The file /parameters/config.xml allows you to specify both the input directory where the files you want to post-process are stored as well as the output directory where you want to store the results. You can also specify a list of directories you want the script to check to ensure that you do not reprocess a record, but this list has already been set and should only be edited in rare circumstances.
- Set the input directory. xpath:
/config/inputDirectory. Use a relative path from the wright-catalogue repository, e.g./data/3_drafts/WilliamPotter. - Set the output directory. xpath:
/config/outputDirectory. Use a relative path from the wright-catalogue repository, e.g./data/4_to_be_checked/postProcessingOutputs/. - (Optional) edit the ignored directory list. Add, edit, or delete directories from which the script should pull a list of already-processed records. xpath:
/config/ignoredDirectoryList/directory. Use a relative path from the wright-catalogue repository, e.g./data/5_finalized/.
The file /parameters/config-proj.xml contains project-level metadata that rarely changes but may need to be updated. A separate page will detail how to configure these data.
The post-processing script may now be run.
- Open the driver script in BaseX,
/drivers/mss-post-processing-driver.xq - Execute this script
- Once script errors are addressed (see below), commit these new files to GitHub
If the script encounters an error, it will save an error report rather than a TEI XML file. Errors should be reported using the repository's issue tracker. Tag these issues with the bug and post-processing labels and assign @wlpotter. Please also include the following information (these can be attached to the issue or pasted into the comments):
- the configuration file
paramters/config.xml - the error report(s) created by the script
- other information as relevant
In addition to script errors, it may be the case that validation errors remain after manuscript post-processing. These validation errors should be caught and corrected before manuscript editing.
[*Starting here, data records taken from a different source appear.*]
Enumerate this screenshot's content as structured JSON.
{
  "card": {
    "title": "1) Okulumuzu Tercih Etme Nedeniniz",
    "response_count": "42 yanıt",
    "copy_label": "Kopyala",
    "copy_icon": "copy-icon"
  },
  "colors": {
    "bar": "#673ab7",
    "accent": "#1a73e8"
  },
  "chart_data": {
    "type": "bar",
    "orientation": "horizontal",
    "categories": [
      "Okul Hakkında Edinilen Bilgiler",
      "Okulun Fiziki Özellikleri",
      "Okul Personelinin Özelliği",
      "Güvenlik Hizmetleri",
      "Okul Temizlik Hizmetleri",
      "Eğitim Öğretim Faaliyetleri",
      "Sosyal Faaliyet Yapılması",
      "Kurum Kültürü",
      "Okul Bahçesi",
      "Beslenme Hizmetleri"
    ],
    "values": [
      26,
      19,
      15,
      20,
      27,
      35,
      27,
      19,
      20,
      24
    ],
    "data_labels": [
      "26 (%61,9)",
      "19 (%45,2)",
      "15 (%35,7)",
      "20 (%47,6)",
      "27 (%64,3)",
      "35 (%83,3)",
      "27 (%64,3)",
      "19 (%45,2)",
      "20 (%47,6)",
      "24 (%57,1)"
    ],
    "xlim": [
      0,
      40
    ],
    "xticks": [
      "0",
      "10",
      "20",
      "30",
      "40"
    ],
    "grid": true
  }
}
- Using oXygen's project window (menu
Window > Project), navigate to the directory where the processed records are stored - Right click/ctrl+click and select
Validate > Validate. - If the script catches validation errors, correct them and commit those changes.
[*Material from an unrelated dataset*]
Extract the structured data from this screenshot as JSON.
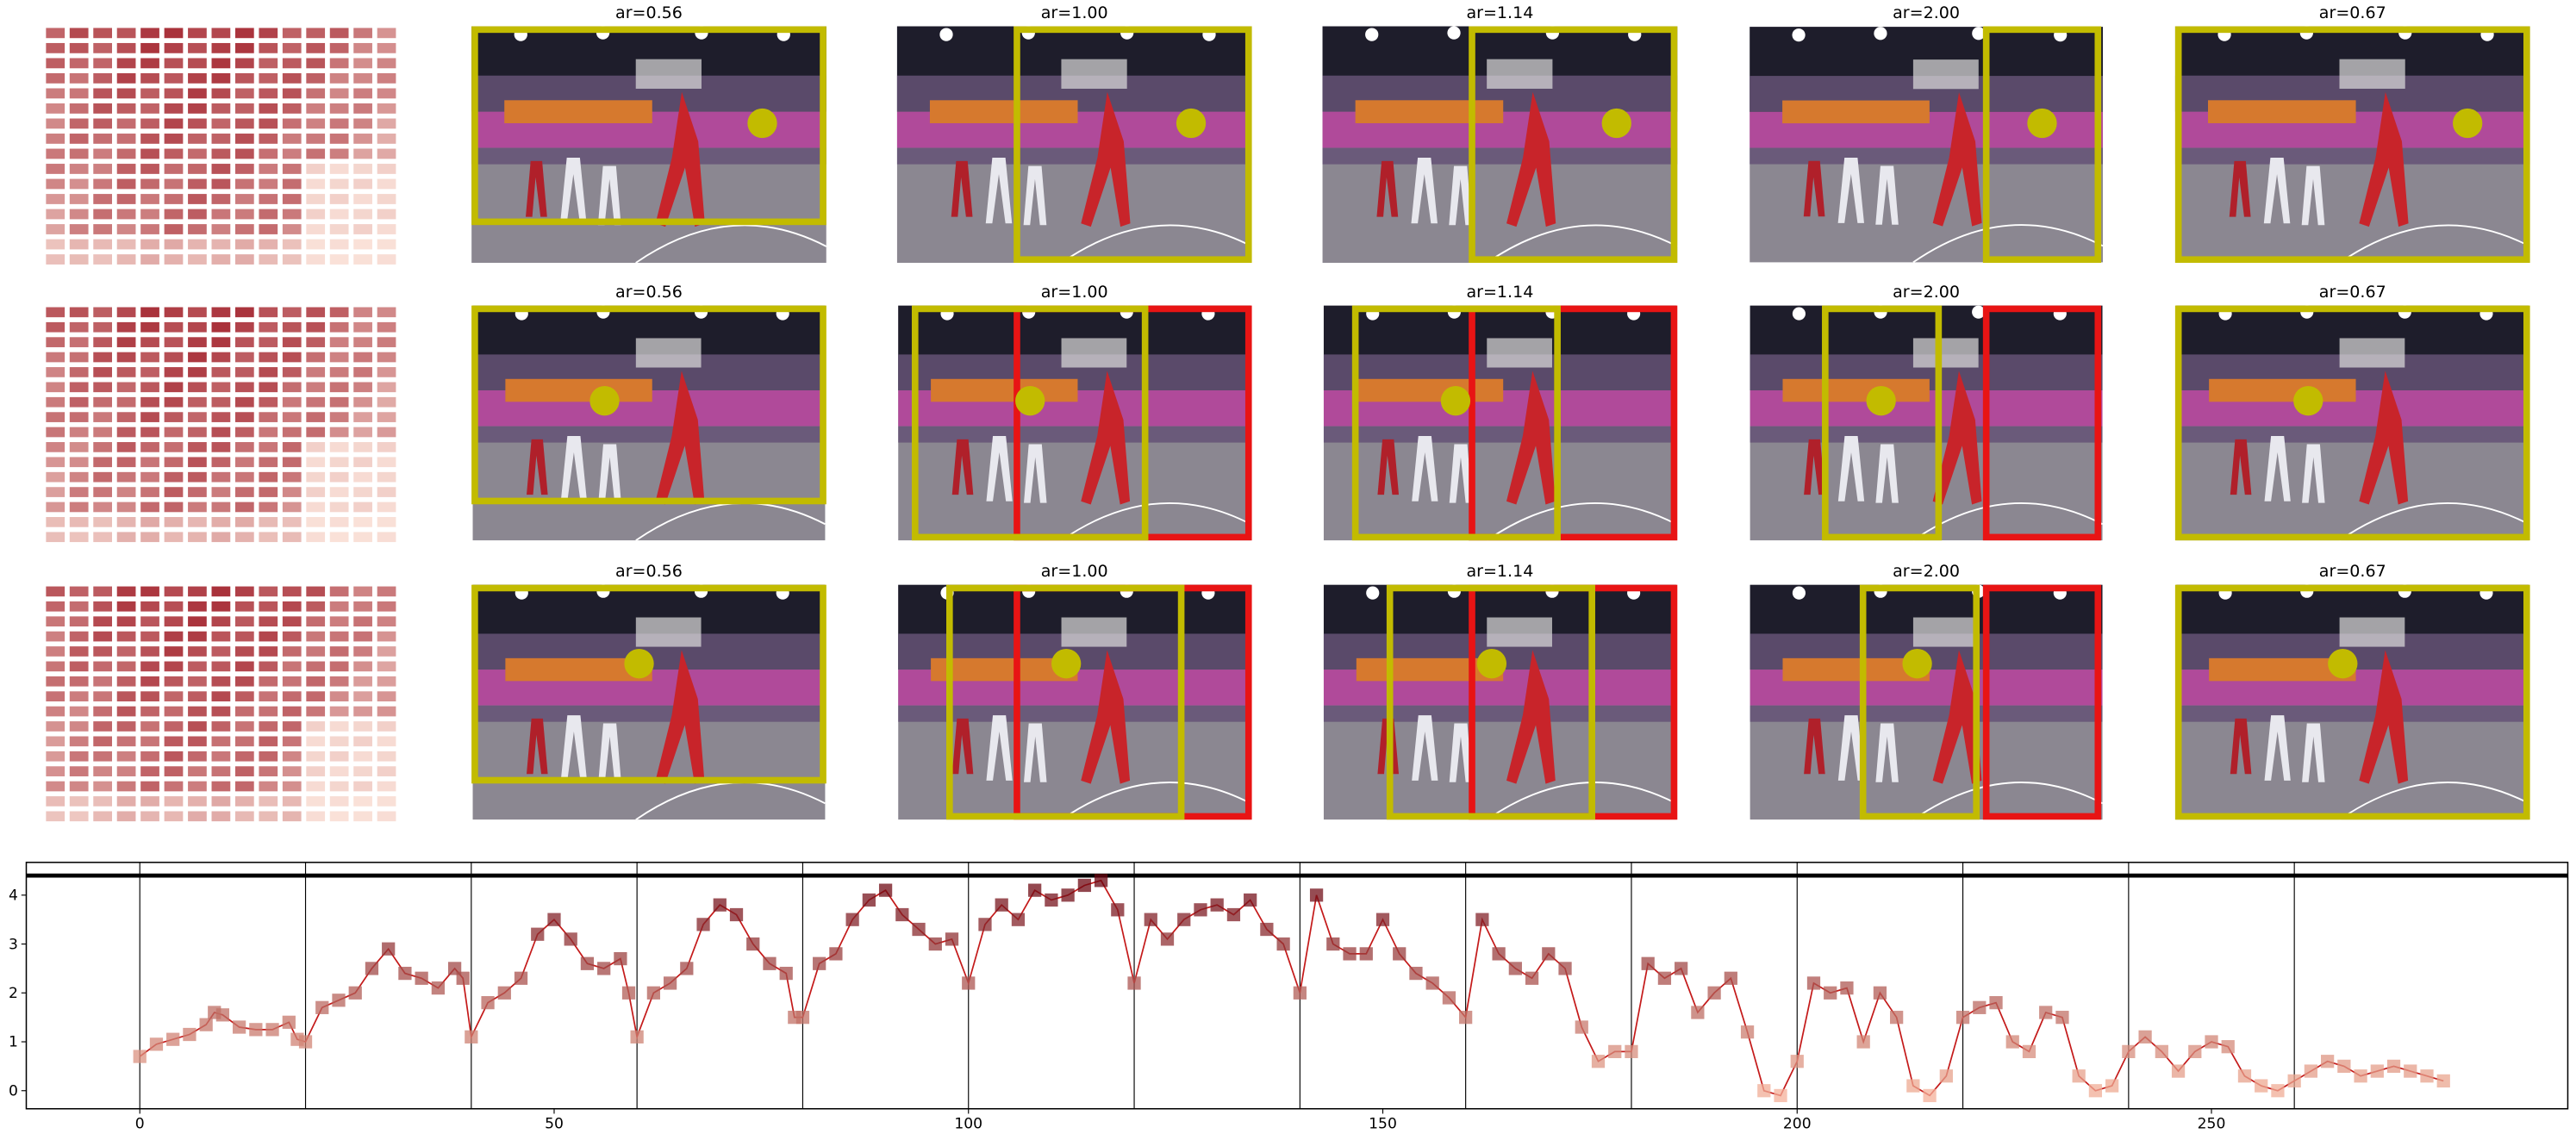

After the post-processing script has successfully executed and validation errors have been corrected, the manuscript records are ready for editing.
- Manuscript part records are currently split off for separate processing (cf. Nesting Manuscript Part Records into a Composite File). At present these are stored in
/data/4_to_be_checked/need-ms-parts/ - Full manuscript records can be moved to
/data/5_finalized - Assign editors using the Wright Decoder who will edit the records
- Note: for ease of access, manuscripts which are ready to edit may be copied into a Box or Dropbox folder, edited there, and copied back to the GitHub directory. Provided the files in GitHub were not changed in any other way, replacing them with the edited files will generate a .diff report that may be used to verify the accuracy of the proofreader's edits.
- Edited records may be moved to the Srophe data repository. They should also be moved from
/data/5_finalizedto/data/5_finalized/TransferredToDev. Commits should be made on both repositories.- Note: at present, the manuscript repository on the Srophe data repository only exists on the dev branch.